Elizabeth David - A Life In Recipes (BBC2)

The Hairy Bikers' Cookbook (BBC2)

SOMEONE with a sense of humour scheduled a dramatised biography of cookery writer Elizabeth David after half-an-hour in the company of large, hairy, cooking bikers Dave Myers and Simon King.

Not since Two Fat Ladies has there been a more unlikely pair of TV chefs as Dave and Simon, who discovered a love of food after meeting 15 years ago while working on a Catherine Cookson drama.

In Namibia, they visited the seaside town of Swakopmund which, apart from the palm trees, looks like a German town. Rejecting the local speciality puff adder, they rode off into the desert, for a barbecue with crocodile satay, zebra burgers and oryx steak rolls.

"It's like Zoo Time when you go and buy your meat," said Dave, mincing a zebra - a sight that's only slightly more disturbing than a mincing zebra.

He's a great advocate of knowing what's in the burgers he's eating. "With so many in England it's eyebrows, ears and arseholes. Give me a zebra any time," he said, sounding like Jamie Oliver delivering a Turkey Twizzler lecture in his school dinners show.

Oryx is "like a big antelope" and very nice to eat - "tenderer than Elvis Presley when he's getting all romantic", suggested Dave.

In the townships, a woman offered them mopane worms to eat. "They're interesting," said Si, meaning they looked very peculiar. He was told, "Don't look at it, just put it in your mouth," which is the sort of advice that can land you in court in other circumstances.

Si doubted that people over here would want to try these worms. "Somehow I don't think we'll be serving mopane worms at dinner parties in Jesmond just yet," he said.

They might well be following the recipes of Elizabeth David, who revolutionised our cooking by introducing garlic, olive oil and other "foreign" ideas into the kitchen.

It's a wonder she had time to whip up any mayonnaise or any other cooking considering her liking for sex. Clearly love wasn't on ration in her post-war world. "I know why the French are so good at adultery - they have the climate for it," she said after a spot of cross-Channel ooo-la-la.

She was of the opinion that Britain feeds its pets better than it feeds its children (unlike the places hairy bikers Dave and Simon are visiting where they're more likely to eat their pets than their children).

Her books on Mediterranean food and French country cookery put her in the bestsellers' lists between the latest James Bond and the Kama Sutra. By her own admission she knew that last publication inside out as she'd enjoyed "an awful lot of sex".

What she couldn't find was a recipe for a happy marriage or lasting relationship. Invariably, her men friends left her. If such a good cook as David couldn't hang on to them, then the way to a man's heart clearly isn't through his stomach.

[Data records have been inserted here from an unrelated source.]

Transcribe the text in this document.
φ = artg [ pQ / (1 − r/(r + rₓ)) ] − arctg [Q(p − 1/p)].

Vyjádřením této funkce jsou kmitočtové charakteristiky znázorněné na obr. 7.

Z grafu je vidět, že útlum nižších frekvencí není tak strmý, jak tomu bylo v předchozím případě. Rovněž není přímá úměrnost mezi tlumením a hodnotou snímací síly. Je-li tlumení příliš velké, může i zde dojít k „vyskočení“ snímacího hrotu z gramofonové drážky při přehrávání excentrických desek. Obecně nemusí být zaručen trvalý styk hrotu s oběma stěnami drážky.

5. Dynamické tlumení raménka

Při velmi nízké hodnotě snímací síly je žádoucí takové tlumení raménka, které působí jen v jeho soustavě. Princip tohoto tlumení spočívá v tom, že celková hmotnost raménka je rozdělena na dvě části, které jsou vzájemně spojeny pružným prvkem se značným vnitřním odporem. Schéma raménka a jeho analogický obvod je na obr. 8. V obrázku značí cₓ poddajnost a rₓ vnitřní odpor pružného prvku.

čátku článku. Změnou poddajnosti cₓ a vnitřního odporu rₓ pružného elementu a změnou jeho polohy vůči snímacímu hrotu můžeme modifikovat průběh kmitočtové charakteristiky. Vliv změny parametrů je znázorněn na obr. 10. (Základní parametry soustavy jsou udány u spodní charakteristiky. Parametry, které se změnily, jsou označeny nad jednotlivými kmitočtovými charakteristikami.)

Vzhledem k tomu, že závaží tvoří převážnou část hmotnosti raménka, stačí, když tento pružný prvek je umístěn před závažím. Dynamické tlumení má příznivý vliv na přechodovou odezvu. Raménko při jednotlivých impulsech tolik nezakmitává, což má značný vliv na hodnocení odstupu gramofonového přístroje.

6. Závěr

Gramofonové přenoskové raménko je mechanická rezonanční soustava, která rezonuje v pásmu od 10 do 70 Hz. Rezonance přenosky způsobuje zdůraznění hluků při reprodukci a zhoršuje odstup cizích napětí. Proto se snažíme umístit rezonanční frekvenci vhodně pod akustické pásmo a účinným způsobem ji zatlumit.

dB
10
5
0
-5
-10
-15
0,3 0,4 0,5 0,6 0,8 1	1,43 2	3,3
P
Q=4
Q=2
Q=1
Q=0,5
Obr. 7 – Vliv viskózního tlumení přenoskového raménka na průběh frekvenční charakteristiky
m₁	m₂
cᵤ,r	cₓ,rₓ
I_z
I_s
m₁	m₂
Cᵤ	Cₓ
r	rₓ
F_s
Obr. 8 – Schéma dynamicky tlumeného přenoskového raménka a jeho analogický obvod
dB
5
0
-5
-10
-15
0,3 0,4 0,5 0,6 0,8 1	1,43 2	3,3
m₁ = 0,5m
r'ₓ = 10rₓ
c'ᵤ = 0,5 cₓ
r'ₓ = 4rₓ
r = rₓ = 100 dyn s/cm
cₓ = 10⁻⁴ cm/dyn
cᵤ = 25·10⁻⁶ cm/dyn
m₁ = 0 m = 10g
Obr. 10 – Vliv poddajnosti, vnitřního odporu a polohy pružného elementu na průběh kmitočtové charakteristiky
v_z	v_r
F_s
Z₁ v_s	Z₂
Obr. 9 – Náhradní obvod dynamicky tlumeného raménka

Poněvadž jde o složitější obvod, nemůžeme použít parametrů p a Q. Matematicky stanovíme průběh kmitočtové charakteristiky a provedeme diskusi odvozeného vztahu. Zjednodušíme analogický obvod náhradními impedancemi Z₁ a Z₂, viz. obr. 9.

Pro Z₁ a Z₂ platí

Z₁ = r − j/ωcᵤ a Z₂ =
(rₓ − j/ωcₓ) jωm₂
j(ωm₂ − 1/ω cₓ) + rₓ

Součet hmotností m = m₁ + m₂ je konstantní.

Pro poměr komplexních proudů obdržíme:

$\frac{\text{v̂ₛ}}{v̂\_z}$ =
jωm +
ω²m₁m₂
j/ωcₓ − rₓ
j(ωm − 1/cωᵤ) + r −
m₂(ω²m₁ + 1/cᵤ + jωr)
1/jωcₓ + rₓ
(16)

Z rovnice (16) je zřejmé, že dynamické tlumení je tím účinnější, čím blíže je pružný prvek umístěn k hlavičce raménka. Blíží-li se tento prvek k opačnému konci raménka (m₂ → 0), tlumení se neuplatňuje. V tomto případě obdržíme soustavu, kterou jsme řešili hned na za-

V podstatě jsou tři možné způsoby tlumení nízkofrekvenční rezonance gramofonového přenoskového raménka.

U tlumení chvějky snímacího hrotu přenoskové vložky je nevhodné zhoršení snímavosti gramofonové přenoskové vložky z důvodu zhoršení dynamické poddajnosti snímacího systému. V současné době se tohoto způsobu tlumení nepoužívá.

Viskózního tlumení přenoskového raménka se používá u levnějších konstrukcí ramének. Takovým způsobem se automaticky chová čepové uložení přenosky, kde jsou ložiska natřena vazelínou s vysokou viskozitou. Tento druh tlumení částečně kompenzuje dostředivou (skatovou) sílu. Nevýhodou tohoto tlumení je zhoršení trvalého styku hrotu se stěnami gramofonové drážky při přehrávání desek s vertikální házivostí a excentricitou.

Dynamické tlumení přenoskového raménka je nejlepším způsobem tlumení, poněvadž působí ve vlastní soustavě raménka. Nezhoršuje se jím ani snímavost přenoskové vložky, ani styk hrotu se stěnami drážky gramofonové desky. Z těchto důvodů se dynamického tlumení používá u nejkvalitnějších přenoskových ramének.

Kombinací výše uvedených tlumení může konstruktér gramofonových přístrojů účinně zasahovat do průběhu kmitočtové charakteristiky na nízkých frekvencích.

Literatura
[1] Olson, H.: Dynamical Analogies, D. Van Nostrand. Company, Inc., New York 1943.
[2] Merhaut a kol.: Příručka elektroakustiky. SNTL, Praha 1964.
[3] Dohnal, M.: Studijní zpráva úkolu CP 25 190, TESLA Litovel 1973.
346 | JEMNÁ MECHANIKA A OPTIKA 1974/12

Takacs Quartet - Muzsikas, The Sage, Gateshead

AN audience at The Sage, Gateshead was thrilled by a unique musical experience when the celebrated Takacs Quartet joined forces with the Hungarian folk ensemble Muzsikas.

The programme, placing the music of Bela Bartok under the spotlight, was to have been presented in the larger Hall One, but the organisers opted for the compact Hall Two.

It made for a more intense and intimate experience. Among the assortment of traditional instruments Muzsikas introduced were the koboz, a lute-like instrument, and the gardon, an ancient stringed percussion instrument comprising three strings hammered with a stick while a thinner string is simultaneously plucked. Providing a stunning vocal lead was Marta Sebestyen, who hurled her delightful tunes at the crowd.

The evening, showing the connection between compositions of Bartok and the traditional music of the region, opened with a jaunty dance from Transylvania. The Takacs then gave a stunning rendition of Bartok's Fourth String Quartet interspersed, after each movement, with traditional material from Muzsikas.

Seeing how Bartok shaped a new musical language from the raw material he gathered on his trips was fascinating. The Takacs Quartet delivered the allegretto pizzicato at the rate of a machine gun without dropping a note.

The audience then treated to three of Bartok's 44 violin duos, some of which were preceded by scratchy recordings made by Bartok himself. Sebestyen gave a witty vocal rendition of bagpipes before singing an evocative Ballad of the Murdered Shepherd.

The evening was rounded off with stirring Romanian folk dances as the classical and folk musicians cranked up the energy to fever pitch, before joining together for a grand finale.

There were hurrahs, whistles, stamping of feet and thunderous applause. An enlightening and exhilarating evening.